I'll let @douardda confirm, but I think in fact they're just duplicate of each other.

I found configuration related information in dev-info.rst in two modules namely swh-indexer and swh-deposit. The dev-info.rst has Development configuration and Production configuration. Is the goal of this task to insert both these sections in a separate "configuration" document?

Yes, that's the idea: a top-level configuration.rst Sphinx file for each module, containing reference documentation listing all available options, their meaning, as well as the configuration file name.

twitu added a comment.Jul 2 2019, 4:45 PM

I looked at how the docs look after being built, for e.g. take swh-indexer at https://docs.softwareheritage.org/devel/swh-indexer/dev-info.html. It seems like the configuration information along with instructions to run and test it are best suited to this page. Have you considered adding comments about configuration parameters in this page itself, rather than making a top level file, because because only someone hacking on swh-indexer would be interested in the configuration.

For most modules like swh-loader-git with no dev-info.rst, a top level configuration.rst linking to other documents will be great.

For adding the comments to explain each parameter, I will go through the source code to understand the usage. However I do not know which module can refer to which apart from the given example.

zack added a comment.Jul 2 2019, 5:50 PM

@twitu: there are two different types of documents that should not be conflated together.

  • dev-info is for sample configurations that will enable a contributor to get started hacking on the code.
  • configuration.rst will be about, as I wrote in my previous message, complete reference information listing all configuration options.

One is not the substitute for the other and vice-versa.

This task is about configuration.rst.

twitu added a comment.Jul 2 2019, 7:36 PM

After re-reading the documentation, I realized that the configuration files given in swh-indexer is actually used by swh-scheduler and swh-storage, indicating that these two modules are at the root of the dependency tree.
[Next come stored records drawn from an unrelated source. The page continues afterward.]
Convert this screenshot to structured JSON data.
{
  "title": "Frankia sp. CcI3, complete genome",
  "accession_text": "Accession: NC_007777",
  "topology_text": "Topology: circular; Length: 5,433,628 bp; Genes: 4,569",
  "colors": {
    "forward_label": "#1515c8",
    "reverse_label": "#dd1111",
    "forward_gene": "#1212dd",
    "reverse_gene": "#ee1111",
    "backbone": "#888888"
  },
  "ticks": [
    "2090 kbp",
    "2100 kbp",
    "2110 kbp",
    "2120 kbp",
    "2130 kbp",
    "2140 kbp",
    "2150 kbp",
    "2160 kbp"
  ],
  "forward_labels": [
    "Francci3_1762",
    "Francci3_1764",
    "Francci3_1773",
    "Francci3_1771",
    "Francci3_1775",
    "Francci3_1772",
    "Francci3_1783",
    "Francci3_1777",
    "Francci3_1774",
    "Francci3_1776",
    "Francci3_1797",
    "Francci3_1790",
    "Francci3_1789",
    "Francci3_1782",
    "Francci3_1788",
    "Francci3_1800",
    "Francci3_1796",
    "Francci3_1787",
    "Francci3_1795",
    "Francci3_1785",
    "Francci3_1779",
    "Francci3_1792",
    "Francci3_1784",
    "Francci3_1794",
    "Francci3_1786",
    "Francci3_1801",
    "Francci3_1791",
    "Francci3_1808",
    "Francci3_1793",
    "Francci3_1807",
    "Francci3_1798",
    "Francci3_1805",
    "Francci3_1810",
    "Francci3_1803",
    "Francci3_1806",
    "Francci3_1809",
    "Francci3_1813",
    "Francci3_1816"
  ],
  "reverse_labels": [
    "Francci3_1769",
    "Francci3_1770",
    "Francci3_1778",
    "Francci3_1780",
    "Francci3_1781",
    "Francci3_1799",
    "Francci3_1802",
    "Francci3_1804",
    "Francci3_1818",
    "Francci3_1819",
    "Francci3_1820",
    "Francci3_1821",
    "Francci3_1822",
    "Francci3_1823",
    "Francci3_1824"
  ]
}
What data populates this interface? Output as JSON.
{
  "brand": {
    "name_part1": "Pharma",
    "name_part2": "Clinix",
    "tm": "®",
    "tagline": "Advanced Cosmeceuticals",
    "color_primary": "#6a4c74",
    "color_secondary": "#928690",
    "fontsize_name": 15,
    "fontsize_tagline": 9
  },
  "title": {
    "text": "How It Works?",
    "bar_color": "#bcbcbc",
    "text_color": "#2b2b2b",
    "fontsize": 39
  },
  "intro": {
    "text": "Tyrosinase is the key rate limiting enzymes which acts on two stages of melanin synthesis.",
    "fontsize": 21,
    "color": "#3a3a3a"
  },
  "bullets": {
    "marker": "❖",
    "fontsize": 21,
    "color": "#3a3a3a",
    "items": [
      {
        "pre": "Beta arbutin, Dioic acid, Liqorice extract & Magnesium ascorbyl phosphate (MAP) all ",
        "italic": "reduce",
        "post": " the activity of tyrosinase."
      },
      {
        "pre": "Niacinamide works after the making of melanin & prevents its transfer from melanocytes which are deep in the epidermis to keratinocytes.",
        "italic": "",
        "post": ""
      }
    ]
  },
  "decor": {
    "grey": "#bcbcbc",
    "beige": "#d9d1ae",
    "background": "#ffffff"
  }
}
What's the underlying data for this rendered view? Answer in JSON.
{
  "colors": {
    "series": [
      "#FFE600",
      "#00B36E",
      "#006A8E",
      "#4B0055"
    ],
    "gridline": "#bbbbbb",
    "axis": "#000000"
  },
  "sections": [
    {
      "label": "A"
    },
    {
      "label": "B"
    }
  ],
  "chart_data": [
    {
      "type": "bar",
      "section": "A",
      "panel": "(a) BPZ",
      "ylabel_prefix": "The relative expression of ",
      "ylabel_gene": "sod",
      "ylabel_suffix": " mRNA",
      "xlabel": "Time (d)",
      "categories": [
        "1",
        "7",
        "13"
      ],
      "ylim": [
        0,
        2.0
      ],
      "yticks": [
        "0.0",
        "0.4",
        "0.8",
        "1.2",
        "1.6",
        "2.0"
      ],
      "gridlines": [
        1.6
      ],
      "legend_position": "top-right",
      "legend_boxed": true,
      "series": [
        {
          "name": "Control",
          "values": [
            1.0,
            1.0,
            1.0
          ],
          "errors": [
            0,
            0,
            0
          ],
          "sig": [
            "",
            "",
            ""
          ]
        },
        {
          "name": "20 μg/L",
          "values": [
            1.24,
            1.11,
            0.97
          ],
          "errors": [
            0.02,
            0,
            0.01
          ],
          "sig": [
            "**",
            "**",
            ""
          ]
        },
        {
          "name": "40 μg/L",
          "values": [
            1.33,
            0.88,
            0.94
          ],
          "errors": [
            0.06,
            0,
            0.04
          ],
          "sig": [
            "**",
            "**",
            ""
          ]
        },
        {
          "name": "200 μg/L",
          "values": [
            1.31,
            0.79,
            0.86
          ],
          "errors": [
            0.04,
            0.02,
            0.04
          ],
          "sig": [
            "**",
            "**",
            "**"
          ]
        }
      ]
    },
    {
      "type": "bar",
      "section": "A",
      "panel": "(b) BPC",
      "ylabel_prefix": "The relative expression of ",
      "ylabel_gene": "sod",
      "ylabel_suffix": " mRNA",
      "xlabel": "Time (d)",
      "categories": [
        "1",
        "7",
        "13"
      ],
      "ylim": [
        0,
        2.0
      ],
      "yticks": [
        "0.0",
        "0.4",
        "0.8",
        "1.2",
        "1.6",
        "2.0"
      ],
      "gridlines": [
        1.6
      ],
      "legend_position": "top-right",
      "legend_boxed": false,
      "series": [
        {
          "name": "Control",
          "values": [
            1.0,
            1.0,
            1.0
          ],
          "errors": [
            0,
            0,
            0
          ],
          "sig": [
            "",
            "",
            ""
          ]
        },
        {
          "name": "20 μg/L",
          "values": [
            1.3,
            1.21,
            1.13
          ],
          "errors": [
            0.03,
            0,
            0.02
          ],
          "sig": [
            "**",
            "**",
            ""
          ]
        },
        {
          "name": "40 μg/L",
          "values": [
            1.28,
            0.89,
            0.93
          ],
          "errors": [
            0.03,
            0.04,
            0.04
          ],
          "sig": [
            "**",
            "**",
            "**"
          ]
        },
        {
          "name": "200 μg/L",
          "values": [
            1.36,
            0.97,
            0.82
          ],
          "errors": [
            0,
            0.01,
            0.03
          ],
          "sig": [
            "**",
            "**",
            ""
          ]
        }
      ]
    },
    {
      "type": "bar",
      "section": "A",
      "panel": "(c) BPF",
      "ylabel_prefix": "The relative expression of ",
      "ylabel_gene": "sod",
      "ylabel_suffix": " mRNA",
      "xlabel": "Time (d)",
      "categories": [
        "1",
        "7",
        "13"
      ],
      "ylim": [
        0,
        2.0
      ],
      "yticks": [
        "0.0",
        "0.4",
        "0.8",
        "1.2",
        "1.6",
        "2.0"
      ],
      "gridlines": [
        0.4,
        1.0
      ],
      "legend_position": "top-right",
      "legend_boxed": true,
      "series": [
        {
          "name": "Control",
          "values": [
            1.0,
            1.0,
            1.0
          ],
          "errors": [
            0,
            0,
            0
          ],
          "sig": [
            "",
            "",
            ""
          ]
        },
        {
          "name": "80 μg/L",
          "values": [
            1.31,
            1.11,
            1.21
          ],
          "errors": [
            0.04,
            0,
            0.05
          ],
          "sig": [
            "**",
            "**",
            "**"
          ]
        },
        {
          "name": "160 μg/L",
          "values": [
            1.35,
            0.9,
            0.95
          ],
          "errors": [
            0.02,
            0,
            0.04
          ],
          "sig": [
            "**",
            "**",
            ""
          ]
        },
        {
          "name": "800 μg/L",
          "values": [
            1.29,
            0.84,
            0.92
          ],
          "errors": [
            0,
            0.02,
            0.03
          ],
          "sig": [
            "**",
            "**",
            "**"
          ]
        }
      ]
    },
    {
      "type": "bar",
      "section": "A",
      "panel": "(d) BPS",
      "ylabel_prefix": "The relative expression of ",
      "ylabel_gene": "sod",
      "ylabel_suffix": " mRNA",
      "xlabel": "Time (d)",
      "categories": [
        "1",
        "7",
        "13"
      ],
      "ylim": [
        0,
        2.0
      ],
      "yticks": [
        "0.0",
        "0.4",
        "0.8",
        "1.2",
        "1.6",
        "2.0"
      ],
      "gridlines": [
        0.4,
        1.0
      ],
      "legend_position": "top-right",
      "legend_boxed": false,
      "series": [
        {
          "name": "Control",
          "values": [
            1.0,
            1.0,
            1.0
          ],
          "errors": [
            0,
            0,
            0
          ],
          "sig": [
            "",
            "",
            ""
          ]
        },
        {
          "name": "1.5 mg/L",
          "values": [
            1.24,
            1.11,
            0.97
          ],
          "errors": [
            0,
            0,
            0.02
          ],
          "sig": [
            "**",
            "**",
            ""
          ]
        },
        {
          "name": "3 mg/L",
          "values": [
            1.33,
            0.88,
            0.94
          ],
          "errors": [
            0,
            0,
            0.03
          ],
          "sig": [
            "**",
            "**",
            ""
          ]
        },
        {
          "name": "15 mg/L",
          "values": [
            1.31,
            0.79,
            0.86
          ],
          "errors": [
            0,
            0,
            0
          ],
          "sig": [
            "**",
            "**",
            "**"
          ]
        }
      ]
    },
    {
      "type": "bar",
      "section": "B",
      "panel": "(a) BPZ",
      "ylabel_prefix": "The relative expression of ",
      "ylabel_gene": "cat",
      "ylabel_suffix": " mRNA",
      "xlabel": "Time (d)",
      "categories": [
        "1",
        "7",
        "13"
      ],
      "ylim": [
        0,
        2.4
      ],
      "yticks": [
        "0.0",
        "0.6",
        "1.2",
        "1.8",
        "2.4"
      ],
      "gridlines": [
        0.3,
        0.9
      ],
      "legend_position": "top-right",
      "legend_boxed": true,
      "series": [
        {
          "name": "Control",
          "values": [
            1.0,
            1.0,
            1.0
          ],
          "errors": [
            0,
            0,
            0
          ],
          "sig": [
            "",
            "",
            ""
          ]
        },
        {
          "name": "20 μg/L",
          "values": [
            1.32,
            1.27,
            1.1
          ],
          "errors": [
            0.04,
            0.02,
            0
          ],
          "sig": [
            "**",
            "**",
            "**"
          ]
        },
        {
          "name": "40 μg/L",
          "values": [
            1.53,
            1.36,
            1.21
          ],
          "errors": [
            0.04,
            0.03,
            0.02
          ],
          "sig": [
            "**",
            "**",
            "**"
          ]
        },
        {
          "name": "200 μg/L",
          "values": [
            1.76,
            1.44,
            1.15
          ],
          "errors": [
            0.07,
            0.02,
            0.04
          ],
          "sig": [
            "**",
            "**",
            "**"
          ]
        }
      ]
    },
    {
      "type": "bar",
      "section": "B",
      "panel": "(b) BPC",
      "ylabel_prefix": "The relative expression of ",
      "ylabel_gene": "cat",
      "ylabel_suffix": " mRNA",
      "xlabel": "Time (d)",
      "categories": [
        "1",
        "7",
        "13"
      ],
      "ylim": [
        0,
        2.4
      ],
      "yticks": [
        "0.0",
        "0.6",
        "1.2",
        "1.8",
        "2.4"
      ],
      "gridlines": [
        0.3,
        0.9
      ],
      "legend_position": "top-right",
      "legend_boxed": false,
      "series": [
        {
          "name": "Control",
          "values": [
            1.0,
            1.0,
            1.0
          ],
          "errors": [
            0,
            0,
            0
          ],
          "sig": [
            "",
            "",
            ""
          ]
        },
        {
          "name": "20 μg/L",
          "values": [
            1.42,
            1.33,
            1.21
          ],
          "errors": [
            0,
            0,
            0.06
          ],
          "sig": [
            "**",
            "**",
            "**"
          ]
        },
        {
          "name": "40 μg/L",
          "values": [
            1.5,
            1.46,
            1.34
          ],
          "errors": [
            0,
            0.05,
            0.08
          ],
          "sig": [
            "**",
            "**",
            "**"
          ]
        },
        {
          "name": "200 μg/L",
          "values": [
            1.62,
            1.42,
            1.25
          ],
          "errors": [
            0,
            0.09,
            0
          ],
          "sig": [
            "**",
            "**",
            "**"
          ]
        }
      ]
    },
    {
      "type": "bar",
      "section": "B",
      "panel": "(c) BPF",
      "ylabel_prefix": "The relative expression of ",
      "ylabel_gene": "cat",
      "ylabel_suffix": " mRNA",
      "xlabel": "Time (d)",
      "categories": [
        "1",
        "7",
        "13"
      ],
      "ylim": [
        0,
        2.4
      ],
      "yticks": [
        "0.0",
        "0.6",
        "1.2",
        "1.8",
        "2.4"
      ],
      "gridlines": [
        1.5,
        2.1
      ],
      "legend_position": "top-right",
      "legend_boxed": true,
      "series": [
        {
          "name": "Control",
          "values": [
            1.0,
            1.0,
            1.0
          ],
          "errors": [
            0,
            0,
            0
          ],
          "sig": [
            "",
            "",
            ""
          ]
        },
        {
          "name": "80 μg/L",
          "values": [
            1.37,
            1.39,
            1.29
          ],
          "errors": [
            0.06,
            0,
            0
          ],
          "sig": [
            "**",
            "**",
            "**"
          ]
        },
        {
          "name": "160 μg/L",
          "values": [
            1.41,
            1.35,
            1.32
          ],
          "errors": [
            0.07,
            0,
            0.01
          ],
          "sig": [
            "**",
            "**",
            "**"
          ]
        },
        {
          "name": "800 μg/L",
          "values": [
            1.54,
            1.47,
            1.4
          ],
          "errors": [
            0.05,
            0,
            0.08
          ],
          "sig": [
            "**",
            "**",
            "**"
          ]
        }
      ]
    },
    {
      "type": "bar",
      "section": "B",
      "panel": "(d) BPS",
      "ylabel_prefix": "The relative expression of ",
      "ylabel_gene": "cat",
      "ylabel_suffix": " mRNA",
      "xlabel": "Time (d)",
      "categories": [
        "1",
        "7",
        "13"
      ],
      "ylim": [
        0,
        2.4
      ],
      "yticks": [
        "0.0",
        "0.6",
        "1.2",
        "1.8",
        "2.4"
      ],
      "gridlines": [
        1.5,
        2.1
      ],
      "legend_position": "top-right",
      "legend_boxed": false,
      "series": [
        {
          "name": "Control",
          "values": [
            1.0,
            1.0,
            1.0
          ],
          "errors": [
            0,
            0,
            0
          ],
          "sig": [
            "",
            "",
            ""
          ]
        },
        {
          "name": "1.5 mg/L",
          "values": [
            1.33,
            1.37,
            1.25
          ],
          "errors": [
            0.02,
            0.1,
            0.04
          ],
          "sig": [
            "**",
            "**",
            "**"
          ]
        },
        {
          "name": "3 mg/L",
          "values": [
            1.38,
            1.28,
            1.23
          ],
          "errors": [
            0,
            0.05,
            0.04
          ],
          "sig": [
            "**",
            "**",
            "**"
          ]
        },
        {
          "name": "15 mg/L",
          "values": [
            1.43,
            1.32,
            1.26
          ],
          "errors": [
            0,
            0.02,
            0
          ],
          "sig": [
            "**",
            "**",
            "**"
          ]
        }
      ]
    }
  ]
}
However after exploring the code base for all the three modules, I can't find any mention of the orchestrator.yml or mimetype.yml in the code. Where are these files being read? Can you give me an entry point in the code, so I will be able to understand the how the parameters are being used?

zack added subscribers: vlorentz, ardumont.EditedJul 2 2019, 10:24 PM
In T1758#34595, @twitu wrote:

However after exploring the code base for all the three modules, I can't find any mention of the orchestrator.yml or mimetype.yml in the code. Where are these files being read? Can you give me an entry point in the code, so I will be able to understand the how the parameters are being used?

this is for @vlorentz and/or @ardumont

(I couldn't find them with rgrep/ack either, but it might need a more sophisticated regexp than what I've used)

mimetype.yml's content is used in swh/indexer/mimetype.py, and orchestrator.yml is no longer used.